HandMade Photographic Images

Technology And The Traditional Process Photographer

by George L Smyth

Afternoon Stroll

Despite an apparent resurgence of interest in traditional film photography, digital imaging is quickly pushing silver gelatin print creation into the miscellaneous category known as alternative processing. Those of us who have spent a lifetime working with this traditional process may feel a sense of loss, but the truth of the matter is that it can open a new set of possibilities.

For years I have worked with the Bromoil process, which was first popularized about one hundred years ago. Other than the silver gelatin process, it is the only alternative process that allows for projection, as opposed to requiring direct contact of the negative with the paper. As many people have never seen a Bromoil print (I had not seen one at the time I started making them), I will first explain what a Bromoil print is, then explain how current technology can facilitate the process.

The creation of a Bromoil print involves a number of steps. The first is the creation of a traditional darkroom print, but that is used as a guide print to reference at a later time.

A second print is made, normally exposed twice as long as the guide print under the enlarger, and given a grade less contrast. This is the print that will eventually become a Bromoil, but must first be dried overnight.

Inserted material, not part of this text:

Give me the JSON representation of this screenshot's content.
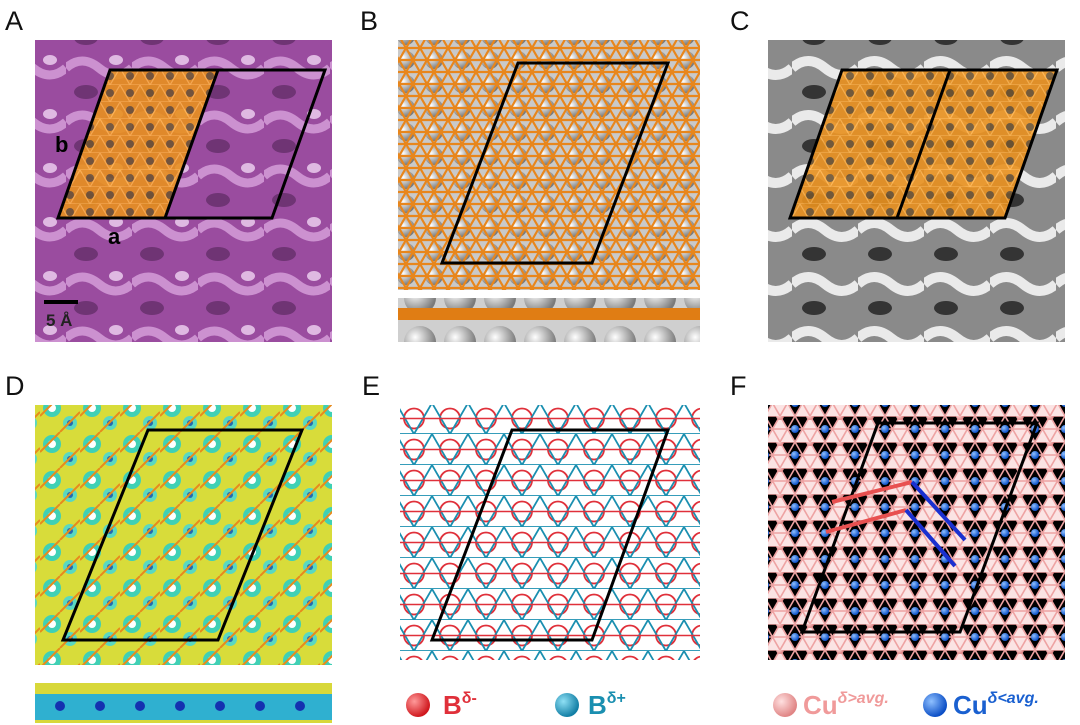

Hotel Puerta de Gredos, Avila, Spain

The following day the print is bleached and tanned. Typical photographic bleaches merely remove the silver from the print, but the type used in this process also tans the print. This means that it hardens the emulsion relative to the amount of silver that was in the print. Areas that held shadow values will have the emulsion hardened considerably, whereas the highlights will have had the emulsion hardened very lightly. The paper must then be dried again overnight.

Finally the print can be inked. To begin, it is first soaked in water for about 15 minutes. This allows water to saturate the emulsion, and will do so relative to its hardening - the softer the emulsion, the more water that area of the print will hold, the harder the emulsion the less water that area can hold.

The paper is then removed from the soak and all surface water is removed, so the only water remaining is within the emulsion. It is laid on a sheet of glass to keep it flat and provide a hard backing. A stiff brush, often made with hog's hair, is tapped on ink-covered tile to charge it with ink, and then with various tapping motions of the brush, the ink is transferred to the paper. As this is done, the highlight areas (where the emulsion holds the most water) reject the ink, while the shadow areas (holding little water) accept the ink. Eventually the paper will dry out and need to be resoaked before more ink can be properly applied.

Dinghies

After several thousand taps of the brush on the paper, the image is ready to be dried, touched up, and displayed.

Digital technology, for me, has an important place to play in the process. As time goes on, the number of papers that can be used with the Bromoil process become fewer and fewer. Older papers, like Kodak Ektalure and Agfa MCC118 are no longer produced, so old stocks become more and more dear. The last thing I want to do is to waste any of this precious stock with test strips and errant exposures.

The ability to create a digital negative means that I can contact print any image that I have taken. Equally important, as a paper like Kodak Ektalure is a single contrast paper, as long as I have matched a curve for it, what I see on my monitor can be reproduced in the darkroom.

The take-away is that a new technology can open capabilities with older technologies. In my own particular case, I will not only be able to create more Bromoil images from my stock before having to rely on more modern, and less capable, papers, but since I do not have to run tests before making a final print, I can be more productive with this time consuming, labor intensive process.